Website design for an Indian based e-commerce service that provides rentable fashion for women.
Full Stack Developer
Analyzed customer care conversations to identify pain points and find use cases.
Worked with the founding team to identify key UX metrics to reach business goals.
Ideated features of the e-commerce platform to ensure customer satisfaction.
Sketched and wireframed screens based on the user flow.
Worked closely with the developer to make sure the designs are implemented as per the style guide.
When I started working with Liberent, they were running the business out of Facebook, Whatsapp and a chat assistant (operated by the Co-Founder). They had a basic black and white website and barely any user traffic.
I was the sole designer responsible to redesign the website.
Improve online customer experience to ensure more time spent on the website. More time spent on the website would lead to an increase in returning users.
Design the website to ensure a good experience for new, existing and returning users.
Ensure a seamless and fast checkout.
Designing beyond the screen
Liberent's customer satisfaction was beyond just navigating seamlessly through the website. It was about the customer feeling happy and confident about the apparel. So, the strategy for customer satisfaction and retention was to make them feel that. The important business features we came up with to address the pain points are:
Option to choose up to 3 outfits to try at home before booking one for the event.
Backup Dress was introduced to accommodate the last minute uncertainty of wearing the picked dress.
Ensure a perfect fitting of the outfit by seamlessly getting their measurements.
CHOOSING AN OUTFIT
The target users of Liberent are Indian women attending college or working professionally(age range 19 - 35). They are avid users of social media who do not like to post pictures of the same outfits. At the same time, they are also price-conscious and cannot afford Indian traditional clothing that is priced at a minimum of Rs 10,000 ($150).
"Finding" scenarios and analyzing customer care conversations
We collected a database of conversations, over phone and Whatsapp, as these women spoke to us while using Liberent’s earlier website, trying to rent clothes. We invited people to navigate through the website at our marketing stalls at events around Hyderabad, India. I gave a sample of 20 women tasks to perform on the website and narrate their thoughts.
IDENTIFYING KEY USER TASKS
The main constraint I had to work with was the time to MVP. So, wherever the grand plan of design took time I brainstormed alternate ideas.
For example, to book a home trial we just had a page asking for customers' mobile number to contact them for the booking instead of having a page with a booking form and process explanation.
Product Listing Page and Filters
In India, tailors are women's best friends. Their clothes fit you rightly and can be altered instantly. To keep relevance to the accustomed ritual, the website has an advanced size filter of Bust size, rather than the conventional S, M, L variants. Reset option lets them reset all the filters in one click. Product Listing page has an infinite scroll to present users with "endless" options and to minimize user action to view more.
Products photographs are given 70% of the page and have a white background to channel user's attention to the products.

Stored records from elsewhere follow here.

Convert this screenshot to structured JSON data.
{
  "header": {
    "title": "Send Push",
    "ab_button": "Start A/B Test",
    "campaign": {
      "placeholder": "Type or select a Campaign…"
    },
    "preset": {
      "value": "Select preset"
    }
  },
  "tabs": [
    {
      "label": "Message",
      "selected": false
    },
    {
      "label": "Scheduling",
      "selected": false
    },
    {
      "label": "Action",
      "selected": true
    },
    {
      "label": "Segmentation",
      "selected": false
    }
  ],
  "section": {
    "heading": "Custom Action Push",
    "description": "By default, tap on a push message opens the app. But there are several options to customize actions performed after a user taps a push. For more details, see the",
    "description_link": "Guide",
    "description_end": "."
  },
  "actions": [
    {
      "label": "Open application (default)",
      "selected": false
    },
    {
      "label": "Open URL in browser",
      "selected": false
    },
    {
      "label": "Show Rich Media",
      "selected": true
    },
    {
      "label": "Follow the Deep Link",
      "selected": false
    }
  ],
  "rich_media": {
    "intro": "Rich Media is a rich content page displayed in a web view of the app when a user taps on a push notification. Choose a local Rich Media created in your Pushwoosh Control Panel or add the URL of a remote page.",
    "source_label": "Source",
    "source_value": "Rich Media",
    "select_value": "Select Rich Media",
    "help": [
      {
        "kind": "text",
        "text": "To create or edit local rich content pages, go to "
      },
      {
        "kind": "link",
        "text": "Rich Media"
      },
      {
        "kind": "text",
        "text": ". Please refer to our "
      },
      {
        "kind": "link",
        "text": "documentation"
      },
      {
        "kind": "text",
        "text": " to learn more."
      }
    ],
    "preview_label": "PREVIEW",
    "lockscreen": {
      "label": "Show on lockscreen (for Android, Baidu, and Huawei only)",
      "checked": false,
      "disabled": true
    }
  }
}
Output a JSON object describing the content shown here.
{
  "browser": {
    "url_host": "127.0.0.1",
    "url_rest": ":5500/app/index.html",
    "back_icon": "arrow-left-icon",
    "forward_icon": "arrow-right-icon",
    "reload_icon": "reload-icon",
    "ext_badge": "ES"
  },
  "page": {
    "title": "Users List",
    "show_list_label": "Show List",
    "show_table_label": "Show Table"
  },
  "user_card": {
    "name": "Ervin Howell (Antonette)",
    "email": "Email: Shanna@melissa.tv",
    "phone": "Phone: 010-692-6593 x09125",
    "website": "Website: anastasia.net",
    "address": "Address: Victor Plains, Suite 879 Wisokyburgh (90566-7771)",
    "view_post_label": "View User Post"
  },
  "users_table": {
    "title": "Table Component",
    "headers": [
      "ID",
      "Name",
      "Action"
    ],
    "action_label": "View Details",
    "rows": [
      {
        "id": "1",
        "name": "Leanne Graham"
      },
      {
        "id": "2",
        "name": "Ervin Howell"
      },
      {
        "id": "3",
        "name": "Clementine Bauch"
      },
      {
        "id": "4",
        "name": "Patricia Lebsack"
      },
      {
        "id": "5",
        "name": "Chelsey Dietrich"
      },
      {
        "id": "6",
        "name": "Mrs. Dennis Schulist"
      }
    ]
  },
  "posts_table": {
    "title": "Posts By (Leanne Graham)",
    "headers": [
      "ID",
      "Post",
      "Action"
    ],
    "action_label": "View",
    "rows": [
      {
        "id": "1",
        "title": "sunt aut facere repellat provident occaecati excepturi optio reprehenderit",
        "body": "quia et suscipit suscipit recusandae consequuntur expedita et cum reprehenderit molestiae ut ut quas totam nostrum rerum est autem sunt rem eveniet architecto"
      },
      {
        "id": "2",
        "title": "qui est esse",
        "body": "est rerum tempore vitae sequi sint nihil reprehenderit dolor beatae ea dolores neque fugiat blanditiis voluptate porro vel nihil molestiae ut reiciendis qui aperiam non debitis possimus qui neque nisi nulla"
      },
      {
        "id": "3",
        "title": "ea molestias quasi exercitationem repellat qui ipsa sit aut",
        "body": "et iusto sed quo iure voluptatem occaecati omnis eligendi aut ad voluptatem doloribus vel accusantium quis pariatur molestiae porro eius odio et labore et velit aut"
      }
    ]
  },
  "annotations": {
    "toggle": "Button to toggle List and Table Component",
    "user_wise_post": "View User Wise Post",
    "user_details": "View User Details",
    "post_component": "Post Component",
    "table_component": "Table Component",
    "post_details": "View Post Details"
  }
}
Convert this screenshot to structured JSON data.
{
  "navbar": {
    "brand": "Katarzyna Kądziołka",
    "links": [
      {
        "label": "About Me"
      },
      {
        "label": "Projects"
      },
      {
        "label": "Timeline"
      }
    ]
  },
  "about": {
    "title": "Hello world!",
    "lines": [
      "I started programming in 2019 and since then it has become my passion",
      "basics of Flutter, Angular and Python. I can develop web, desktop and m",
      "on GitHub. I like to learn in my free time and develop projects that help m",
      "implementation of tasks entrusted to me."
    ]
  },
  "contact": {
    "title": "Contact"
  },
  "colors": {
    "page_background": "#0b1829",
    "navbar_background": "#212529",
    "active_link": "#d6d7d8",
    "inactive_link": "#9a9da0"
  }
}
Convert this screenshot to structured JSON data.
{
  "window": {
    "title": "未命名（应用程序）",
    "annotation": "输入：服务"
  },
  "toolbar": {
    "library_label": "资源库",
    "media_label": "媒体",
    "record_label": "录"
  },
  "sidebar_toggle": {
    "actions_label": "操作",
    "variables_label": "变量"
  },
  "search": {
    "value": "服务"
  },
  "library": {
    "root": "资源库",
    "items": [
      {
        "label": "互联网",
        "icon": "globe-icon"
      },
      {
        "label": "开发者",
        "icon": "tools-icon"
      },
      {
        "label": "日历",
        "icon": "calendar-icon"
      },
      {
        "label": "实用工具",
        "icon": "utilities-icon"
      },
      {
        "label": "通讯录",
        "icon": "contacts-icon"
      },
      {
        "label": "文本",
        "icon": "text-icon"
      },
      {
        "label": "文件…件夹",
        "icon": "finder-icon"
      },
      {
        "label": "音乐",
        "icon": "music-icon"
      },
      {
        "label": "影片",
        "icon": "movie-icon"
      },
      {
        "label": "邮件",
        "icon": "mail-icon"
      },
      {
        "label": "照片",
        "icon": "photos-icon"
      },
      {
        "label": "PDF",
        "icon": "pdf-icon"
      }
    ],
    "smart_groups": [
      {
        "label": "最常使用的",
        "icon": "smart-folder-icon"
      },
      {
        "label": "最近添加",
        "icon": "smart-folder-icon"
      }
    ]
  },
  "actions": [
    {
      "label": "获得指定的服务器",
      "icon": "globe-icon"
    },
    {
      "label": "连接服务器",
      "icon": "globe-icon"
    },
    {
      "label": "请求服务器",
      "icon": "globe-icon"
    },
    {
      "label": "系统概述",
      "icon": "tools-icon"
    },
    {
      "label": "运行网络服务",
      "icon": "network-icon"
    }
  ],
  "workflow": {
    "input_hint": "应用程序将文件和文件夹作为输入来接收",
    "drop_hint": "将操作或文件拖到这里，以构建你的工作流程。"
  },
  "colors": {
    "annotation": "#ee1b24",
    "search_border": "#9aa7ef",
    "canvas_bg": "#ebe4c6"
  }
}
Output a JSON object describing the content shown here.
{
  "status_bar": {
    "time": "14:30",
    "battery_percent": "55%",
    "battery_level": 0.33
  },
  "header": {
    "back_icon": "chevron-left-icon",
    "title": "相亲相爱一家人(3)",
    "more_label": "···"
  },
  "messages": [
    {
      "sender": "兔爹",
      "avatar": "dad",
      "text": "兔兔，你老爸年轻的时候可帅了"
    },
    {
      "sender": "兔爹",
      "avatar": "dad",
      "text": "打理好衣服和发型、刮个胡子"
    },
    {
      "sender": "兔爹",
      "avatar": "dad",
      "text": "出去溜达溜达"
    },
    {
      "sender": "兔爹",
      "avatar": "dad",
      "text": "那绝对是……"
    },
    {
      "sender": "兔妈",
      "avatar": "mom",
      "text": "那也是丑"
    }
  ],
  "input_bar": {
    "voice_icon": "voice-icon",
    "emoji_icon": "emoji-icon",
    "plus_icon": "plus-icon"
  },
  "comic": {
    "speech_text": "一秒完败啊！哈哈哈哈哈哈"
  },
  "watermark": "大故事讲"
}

I displayed struck out retail price to give users another reason(rate of rent < rate of buy) to rent the clothes and pilot them to click on "Add to Bag". Graphics of how to navigate through the product page in 4steps was again included to ease the intimidation of giving all the information required to rent a dress.
Since the target users of Liberent were avid users of mobile devices, I gave utmost importance to designing for mobile devices. I took a mobile-first approach and designed by following the bootstrap grid format. Filters on the Product Listing page and navigation menu was re-designed to be intuitive and clean on the mobile device and assets were re-sized depending on the screen width among others.
From Google Analytics and heat maps
Based on learnings from heat maps and users feedback, I iterated on the visual and UI design. Since this was my first ever web design project(I was a motion designer and engineer before this), I learned a lot of lessons from the first design. The final iteration had more negative space for easy recognition, a better choice of complementing fonts, and a better visual in general. I also redesigned the filters and navigation menu based on findings from testing the previous design.
How It Works
Product Listing Page
Product Page- Choose Backup
I had a lot of learnings from this project since this was the first website I designed and delivered. I will share a few of them here.
I learnt that the first design is never the final one, iterations are inevitable.
The process of handing off designs with accurate style guide and assets is time-consuming but extremely important for efficiency.
Negative space is crucial in making a web page usable and intuitive.